Exercise is an essential part of a child’s growth; it builds stronger bones and muscles and also helps children to develop mentally. Vigorous exercise, such as running, swimming, and team rowing, also help children and teens in other ways that we highlight below.
Enhances Brain Function
Studies show that intense physical activity several times per week plays a vital role in developing the child and adolescent brain, supporting critical mental functions throughout life.
For example, a clinical study in Spain determined that children with a high level of physical fitness have more grey matter in the frontal and temporal lobes.

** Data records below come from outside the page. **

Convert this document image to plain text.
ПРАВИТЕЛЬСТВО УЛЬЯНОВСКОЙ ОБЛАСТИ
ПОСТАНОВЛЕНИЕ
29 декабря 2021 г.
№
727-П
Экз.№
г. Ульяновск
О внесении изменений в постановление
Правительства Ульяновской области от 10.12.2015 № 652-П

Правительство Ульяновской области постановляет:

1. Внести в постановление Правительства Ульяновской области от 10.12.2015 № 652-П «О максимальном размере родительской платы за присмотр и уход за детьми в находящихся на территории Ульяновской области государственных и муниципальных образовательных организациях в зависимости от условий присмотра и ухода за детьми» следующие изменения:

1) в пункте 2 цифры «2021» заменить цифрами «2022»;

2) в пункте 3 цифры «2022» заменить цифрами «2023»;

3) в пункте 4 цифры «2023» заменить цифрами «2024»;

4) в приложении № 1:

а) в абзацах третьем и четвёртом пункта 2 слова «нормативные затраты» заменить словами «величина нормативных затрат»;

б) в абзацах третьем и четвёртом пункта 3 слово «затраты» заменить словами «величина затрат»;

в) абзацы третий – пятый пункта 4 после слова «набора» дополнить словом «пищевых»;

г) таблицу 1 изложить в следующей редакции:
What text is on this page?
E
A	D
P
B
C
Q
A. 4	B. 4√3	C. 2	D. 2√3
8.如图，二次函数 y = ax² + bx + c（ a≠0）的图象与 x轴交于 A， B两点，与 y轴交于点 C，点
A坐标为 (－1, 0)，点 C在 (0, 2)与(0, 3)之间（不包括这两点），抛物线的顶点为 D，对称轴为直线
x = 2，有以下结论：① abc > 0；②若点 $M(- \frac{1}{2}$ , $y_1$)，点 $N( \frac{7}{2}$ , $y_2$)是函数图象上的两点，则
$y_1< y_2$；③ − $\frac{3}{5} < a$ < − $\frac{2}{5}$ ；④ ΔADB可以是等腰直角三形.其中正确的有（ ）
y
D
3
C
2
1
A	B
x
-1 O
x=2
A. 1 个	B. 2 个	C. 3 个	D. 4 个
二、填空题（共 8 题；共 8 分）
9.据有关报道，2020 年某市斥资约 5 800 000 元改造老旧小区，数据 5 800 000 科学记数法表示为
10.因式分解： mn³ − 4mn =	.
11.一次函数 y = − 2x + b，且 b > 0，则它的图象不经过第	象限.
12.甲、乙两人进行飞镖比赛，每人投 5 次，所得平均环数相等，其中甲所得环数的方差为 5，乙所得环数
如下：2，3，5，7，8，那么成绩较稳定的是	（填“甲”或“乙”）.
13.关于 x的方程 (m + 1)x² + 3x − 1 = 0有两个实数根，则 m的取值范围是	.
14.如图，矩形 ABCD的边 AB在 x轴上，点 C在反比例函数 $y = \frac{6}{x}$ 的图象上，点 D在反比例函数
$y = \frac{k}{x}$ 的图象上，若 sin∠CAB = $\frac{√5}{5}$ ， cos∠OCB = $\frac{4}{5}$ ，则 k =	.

They also showed more brain tissue in the calcarine cortex, which is essential for the higher-level mental skills to accomplish complex tasks.
The research also showed that enhanced motor ability helps the brain in reading and language processing.
Exercise, especially complex movements found in rowing, can create better motor skills, including hand-eye coordination, mental clarity, and problem-solving.
Some children also exhibit improved attention and learning when they engage in regular exercise. As you can imagine, these factors can improve education and grades over time.
And it doesn’t take intense, daily exercise for benefits to appear; just playing with friends outdoors is connected to doing better on tests and homework.
Increased Brain Blood Flow
When we exercise, the heart responds immediately by pumping more blood to the arms, legs, and brain. Exercise boosts blood flow to the brain for as long as we exercise, bringing vital oxygen for more mental focus and alertness.
This means that exercise aids a child’s ability to learn. For example, a clinical study at the Columbia University Lab found that a 90-day exercise routine for children can boost brain blood flow to parts of the brain needed for learning and memory by 30%.
Exercise Changes Brain’s Function And Shape
Another study at the University of Illinois investigated this subject, and found that children who exercise often scored higher in cognitive tests. Their MRIs showed their basal ganglias were larger.
This is a vital part of the brain that helps us to keep our attention on tasks. Further, a better developed basal ganglia helps us to coordinate our thoughts and actions effectively.
Consider Rowing For Your Children’s Brain Health
It’s clear that exercise is fantastic for kids’ health and that it helps with brain development. But some parents may not know that rowing is one of the best activities for young people between 14 and 18. This is why parents often send their children to rowing camps to boost their cardiovascular fitness, skills, and mental health.
Rowing is a challenging exercise that uses the entire body and gives children the kind of cardiovascular training needed for the best physical and brain health. Rowing gives them a total body workout daily for several hours, and it offers intense strength and cardiovascular training.
Some of the muscle groups that are worked during rowing include:
- Abdominals and core
Daily rowing training boosts the ability of the cardiovascular system to pump blood, which benefits all parts of the body, including the brain. This sport uses most of the body’s muscles, and teens who engage in rowing reach a high level of physical fitness that benefits their bodies for many years.
Now you know more about how intense physical training benefits children. We hope you’ll be even more committed to ensuring that your kids continue to engage in intense workout sessions to better themselves.